To say that demographics is destiny could push the argument too far. Yet, to say that demographic matters are often somewhat lost in economic growth and development discussions is probably as true a statement as one can be. Demography is the most overlooked of the social sciences. It is frequently ignored or brushed aside by more immediate considerations in debates on economic policies – or public policies, in general.
There are reasons for that, and we can understand them. Demographic impacts build up along extended time frames. Some of the current implications of demographic trends are the outcome of events and choices that occurred long ago. Similarly, the effects of decisions and behavioral changes happening now will only be felt several years, if not generations, down the line.
But no one in the world will reasonably deny the profound impact of demographic trends. Had Macau residents decided to have (many) more children in the 1980s and 1990s, the history of the economic boom of the last couple of decades and its labor market dynamics would have been necessarily different. Migratory flows would have had different composition and extension. Some of the topics on political agenda in the previous years would have been, at least, differently framed.
The most challenging time travel stories can provide phantasy-daring narratives and intellectually stimulating paradoxes. Once carved in the stone of time, demographic events cannot be changed or their effects avoided – and they require our attention.
The figures we are dealing with here are significant and raise inevitable questions about their possible impact on Macau as we know it. A substantial share of the growth of the Macau labor force has been associated with migratory inflows, most often with a non-resident worker status. These are certainly not meant to underpin Hengqin population growth. So, the above numbers must spring from the permanent residents’ stock.

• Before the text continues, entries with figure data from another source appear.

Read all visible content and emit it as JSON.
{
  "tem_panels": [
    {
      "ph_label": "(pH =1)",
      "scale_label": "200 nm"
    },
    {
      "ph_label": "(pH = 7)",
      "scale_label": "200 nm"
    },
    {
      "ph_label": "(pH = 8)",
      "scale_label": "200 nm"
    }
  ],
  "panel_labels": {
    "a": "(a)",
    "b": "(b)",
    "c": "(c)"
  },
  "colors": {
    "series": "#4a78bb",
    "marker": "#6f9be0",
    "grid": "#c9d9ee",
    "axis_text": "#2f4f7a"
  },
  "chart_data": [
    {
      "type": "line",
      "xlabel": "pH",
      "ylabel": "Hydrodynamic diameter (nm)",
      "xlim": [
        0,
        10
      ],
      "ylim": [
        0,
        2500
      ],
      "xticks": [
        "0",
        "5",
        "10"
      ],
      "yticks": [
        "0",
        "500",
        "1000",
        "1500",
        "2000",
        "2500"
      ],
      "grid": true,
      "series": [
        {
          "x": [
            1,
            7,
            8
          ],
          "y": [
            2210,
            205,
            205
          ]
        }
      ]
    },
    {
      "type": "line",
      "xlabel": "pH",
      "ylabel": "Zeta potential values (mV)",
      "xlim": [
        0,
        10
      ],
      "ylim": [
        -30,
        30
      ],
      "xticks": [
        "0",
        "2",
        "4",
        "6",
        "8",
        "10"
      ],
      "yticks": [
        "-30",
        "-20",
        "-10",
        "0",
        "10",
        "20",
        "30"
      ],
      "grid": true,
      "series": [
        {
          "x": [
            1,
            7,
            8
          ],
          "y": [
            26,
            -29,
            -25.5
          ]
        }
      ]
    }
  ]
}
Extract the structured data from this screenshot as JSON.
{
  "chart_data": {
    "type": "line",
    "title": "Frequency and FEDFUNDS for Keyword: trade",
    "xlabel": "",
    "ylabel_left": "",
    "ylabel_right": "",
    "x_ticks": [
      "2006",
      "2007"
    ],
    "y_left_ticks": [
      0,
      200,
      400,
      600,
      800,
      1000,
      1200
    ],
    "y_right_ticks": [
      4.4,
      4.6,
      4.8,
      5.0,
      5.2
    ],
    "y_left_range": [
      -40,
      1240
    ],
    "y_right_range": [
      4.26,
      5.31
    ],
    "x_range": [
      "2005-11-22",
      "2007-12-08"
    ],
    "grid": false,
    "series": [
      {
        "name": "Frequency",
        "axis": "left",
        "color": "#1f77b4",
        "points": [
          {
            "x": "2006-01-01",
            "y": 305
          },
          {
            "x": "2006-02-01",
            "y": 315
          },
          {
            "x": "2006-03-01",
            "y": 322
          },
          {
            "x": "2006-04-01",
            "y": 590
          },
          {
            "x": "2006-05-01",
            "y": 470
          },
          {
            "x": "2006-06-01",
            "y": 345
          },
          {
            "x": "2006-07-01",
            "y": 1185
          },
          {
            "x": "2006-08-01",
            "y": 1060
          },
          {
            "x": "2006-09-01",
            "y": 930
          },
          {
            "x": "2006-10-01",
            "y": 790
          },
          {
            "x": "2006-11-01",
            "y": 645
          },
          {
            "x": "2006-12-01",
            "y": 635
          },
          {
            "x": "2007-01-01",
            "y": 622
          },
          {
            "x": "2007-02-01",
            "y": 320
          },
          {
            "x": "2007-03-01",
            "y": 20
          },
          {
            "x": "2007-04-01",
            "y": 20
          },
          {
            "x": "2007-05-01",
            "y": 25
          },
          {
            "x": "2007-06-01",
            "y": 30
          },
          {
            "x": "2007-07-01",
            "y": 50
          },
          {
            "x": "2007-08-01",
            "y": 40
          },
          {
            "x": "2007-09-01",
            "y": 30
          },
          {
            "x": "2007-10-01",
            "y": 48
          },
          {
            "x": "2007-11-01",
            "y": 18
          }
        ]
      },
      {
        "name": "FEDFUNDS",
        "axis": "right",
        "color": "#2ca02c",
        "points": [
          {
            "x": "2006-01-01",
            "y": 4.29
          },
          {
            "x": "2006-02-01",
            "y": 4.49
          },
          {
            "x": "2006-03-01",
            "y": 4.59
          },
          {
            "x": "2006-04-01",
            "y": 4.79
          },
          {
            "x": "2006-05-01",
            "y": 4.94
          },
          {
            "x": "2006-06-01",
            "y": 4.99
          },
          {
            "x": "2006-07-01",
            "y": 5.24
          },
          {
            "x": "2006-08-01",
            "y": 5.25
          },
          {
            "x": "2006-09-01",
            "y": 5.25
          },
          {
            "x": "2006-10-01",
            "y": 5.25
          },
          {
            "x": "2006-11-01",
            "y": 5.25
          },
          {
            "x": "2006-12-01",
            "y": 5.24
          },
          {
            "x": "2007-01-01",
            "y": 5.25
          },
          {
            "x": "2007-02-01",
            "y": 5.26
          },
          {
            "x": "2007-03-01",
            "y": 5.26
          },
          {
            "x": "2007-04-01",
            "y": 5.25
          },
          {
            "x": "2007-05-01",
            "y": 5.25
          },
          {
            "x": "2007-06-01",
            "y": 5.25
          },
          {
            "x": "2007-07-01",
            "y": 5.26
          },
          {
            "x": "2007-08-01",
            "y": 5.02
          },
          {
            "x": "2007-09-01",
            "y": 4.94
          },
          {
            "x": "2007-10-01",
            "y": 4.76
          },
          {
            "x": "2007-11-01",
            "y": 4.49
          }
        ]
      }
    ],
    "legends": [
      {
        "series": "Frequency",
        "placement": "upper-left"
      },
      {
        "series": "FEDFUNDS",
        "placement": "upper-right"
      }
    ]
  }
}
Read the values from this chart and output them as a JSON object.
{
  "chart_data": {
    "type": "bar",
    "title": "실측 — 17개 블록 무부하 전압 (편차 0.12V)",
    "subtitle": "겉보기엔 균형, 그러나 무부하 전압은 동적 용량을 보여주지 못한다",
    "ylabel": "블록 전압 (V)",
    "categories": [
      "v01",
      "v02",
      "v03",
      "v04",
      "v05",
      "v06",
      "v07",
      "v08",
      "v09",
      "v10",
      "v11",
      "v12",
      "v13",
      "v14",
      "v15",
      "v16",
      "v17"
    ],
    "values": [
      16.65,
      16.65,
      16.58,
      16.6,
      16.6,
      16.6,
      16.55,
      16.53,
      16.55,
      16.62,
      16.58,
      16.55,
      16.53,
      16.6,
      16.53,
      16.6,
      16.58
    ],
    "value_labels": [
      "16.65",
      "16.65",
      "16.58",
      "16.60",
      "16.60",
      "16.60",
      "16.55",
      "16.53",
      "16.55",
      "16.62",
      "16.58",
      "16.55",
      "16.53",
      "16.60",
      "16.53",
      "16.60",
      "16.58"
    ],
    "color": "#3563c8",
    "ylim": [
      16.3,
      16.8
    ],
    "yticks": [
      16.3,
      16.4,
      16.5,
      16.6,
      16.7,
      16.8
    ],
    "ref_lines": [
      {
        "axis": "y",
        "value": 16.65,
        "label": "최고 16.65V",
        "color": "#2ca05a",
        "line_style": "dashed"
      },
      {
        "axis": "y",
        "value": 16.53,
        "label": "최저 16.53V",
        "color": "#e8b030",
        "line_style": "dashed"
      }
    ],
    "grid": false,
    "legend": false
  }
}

The local population is aging due to longer lives and relatively low fertility rates. Fertility rates at the beginning of the century preclude many ‘fresh’ arrivals to the labor market in the coming years. Local unemployment is low, and underemployment rates are also returning to low pre-Covid levels.
The eighty thousand workers expected to have a job there within roughly one decade, amounting to one-third of all the locals employed full-time at the end of last year. It is more than all the people currently engaged in the gambling industry and on a level comparable to the highest level of employment ever attained by that economic activity sector.
Similarly, the future residents’ figure indicated would imply the displacement of one-fifth of the population in the same period. That raises questions about the impacts on other sectors – retail and restaurants being among the most evident – not to mention the effects on the provision of public services and facilities or the public finances.
We live surrounded by numbers and statistics. Familiarity and repetition may desensitize us to their meaning and implications, especially for something so remote from our daily concerns as demographic trends. But they have consequences we would be justified to ponder prudently.